We also have to recognise that the noble and learned Lord’s amendments helpfully set out the intervention powers and the circumstances in which they will be part of the Secretary of State’s duties, which is all very well. However, intervention powers, by their very nature, occur after the event. Something has already gone wrong.
In our earlier debate—I hesitate to hark back to it—about the role of Health Education England, the Minister told us that the Secretary of State would continuously hold Health Education England to account. However, that is different from having responsibility. Again, we need to be clear on who is answering for that. How will that be done? The fact that the Minister had to stand up and tell us that there are intervention powers, but that of course on a day-to-day basis he would be holding Health Education England to account, suggests that the current form of words in the Bill is simply not accurate.
The final test that your Lordships need to consider is: what do the public expect? The public’s expectation is that government is responsible for what happens in our health service; and unless there are locally elected officials who are responsible for what happens at a local level, they will expect their elected Government to be responsible, and that means the Secretary of State.
My Lords, this has been a fascinating debate and it has certainly taken the arguments further.

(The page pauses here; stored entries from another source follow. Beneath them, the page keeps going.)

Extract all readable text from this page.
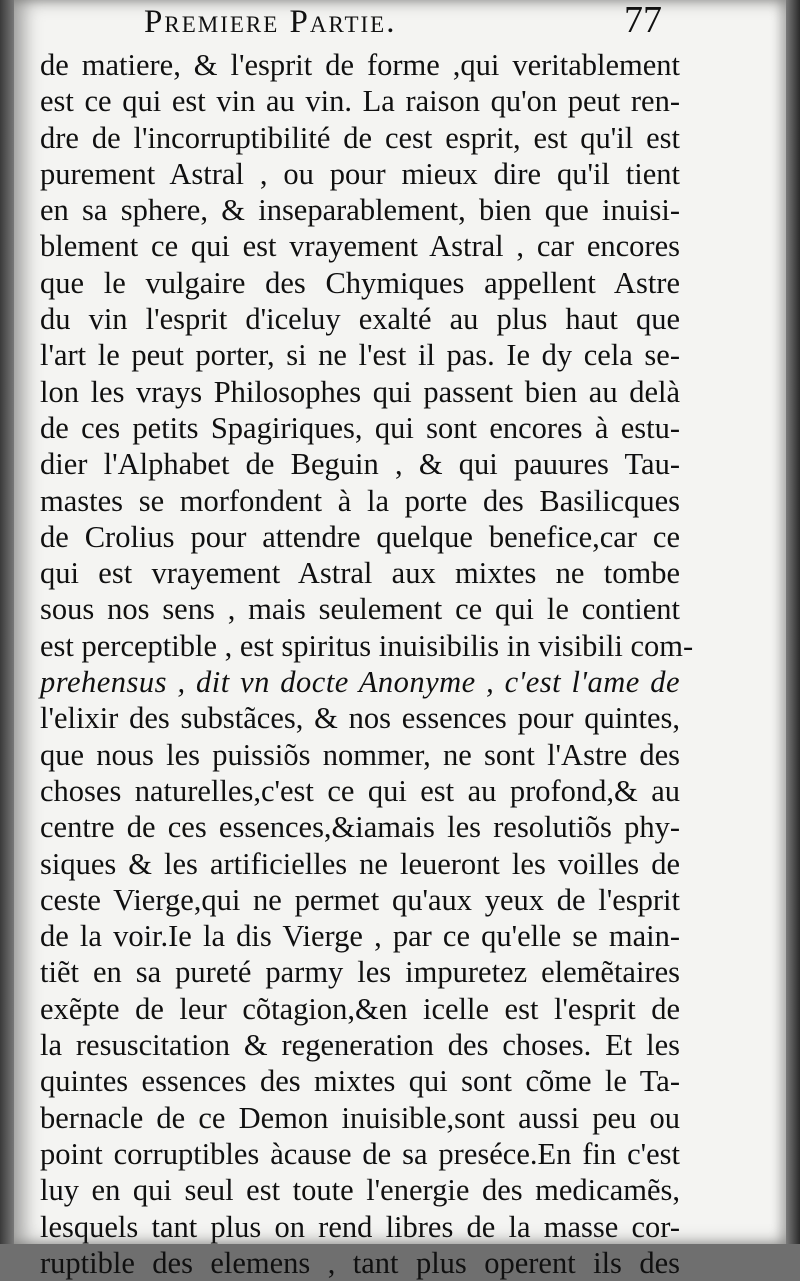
Premiere Partie.	77
de matiere, & l'esprit de forme ,qui veritablement
est ce qui est vin au vin. La raison qu'on peut ren-
dre de l'incorruptibilité de cest esprit, est qu'il est
purement Astral , ou pour mieux dire qu'il tient
en sa sphere, & inseparablement, bien que inuisi-
blement ce qui est vrayement Astral , car encores
que le vulgaire des Chymiques appellent Astre
du vin l'esprit d'iceluy exalté au plus haut que
l'art le peut porter, si ne l'est il pas. Ie dy cela se-
lon les vrays Philosophes qui passent bien au delà
de ces petits Spagiriques, qui sont encores à estu-
dier l'Alphabet de Beguin , & qui pauures Tau-
mastes se morfondent à la porte des Basilicques
de Crolius pour attendre quelque benefice,car ce
qui est vrayement Astral aux mixtes ne tombe
sous nos sens , mais seulement ce qui le contient
est perceptible , est spiritus inuisibilis in visibili com-
prehensus , dit vn docte Anonyme , c'est l'ame de
l'elixir des substãces, & nos essences pour quintes,
que nous les puissiõs nommer, ne sont l'Astre des
choses naturelles,c'est ce qui est au profond,& au
centre de ces essences,&iamais les resolutiõs phy-
siques & les artificielles ne leueront les voilles de
ceste Vierge,qui ne permet qu'aux yeux de l'esprit
de la voir.Ie la dis Vierge , par ce qu'elle se main-
tiẽt en sa pureté parmy les impuretez elemẽtaires
exẽpte de leur cõtagion,&en icelle est l'esprit de
la resuscitation & regeneration des choses. Et les
quintes essences des mixtes qui sont cõme le Ta-
bernacle de ce Demon inuisible,sont aussi peu ou
point corruptibles àcause de sa preséce.En fin c'est
luy en qui seul est toute l'energie des medicamẽs,
lesquels tant plus on rend libres de la masse cor-
ruptible des elemens , tant plus operent ils des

I do not think that anybody expects that we will vote tonight, and I think that we will come back to this at Report.
There are merits in both of the cases put forward. In some respects—we can argue about the word “ultimate”—the idea of responsibility to Parliament has merit. It also tallies with the expression used by the noble Lord, Lord Newton. When people realise what the chairman of this largest quango thinks he will do, there will be uproar. Unfortunately, we have not yet been able to read those things—we know about them through reports, but we have not yet read them. It is very clear that the chairman-designate takes the view that he is given the money, he is given the mandate—a three-year mandate which is of course subject to change—and he then decides. It is pretty clear that some people think that that is a very good idea. I think that the noble Lord, Lord Warner, is pretty close to that position.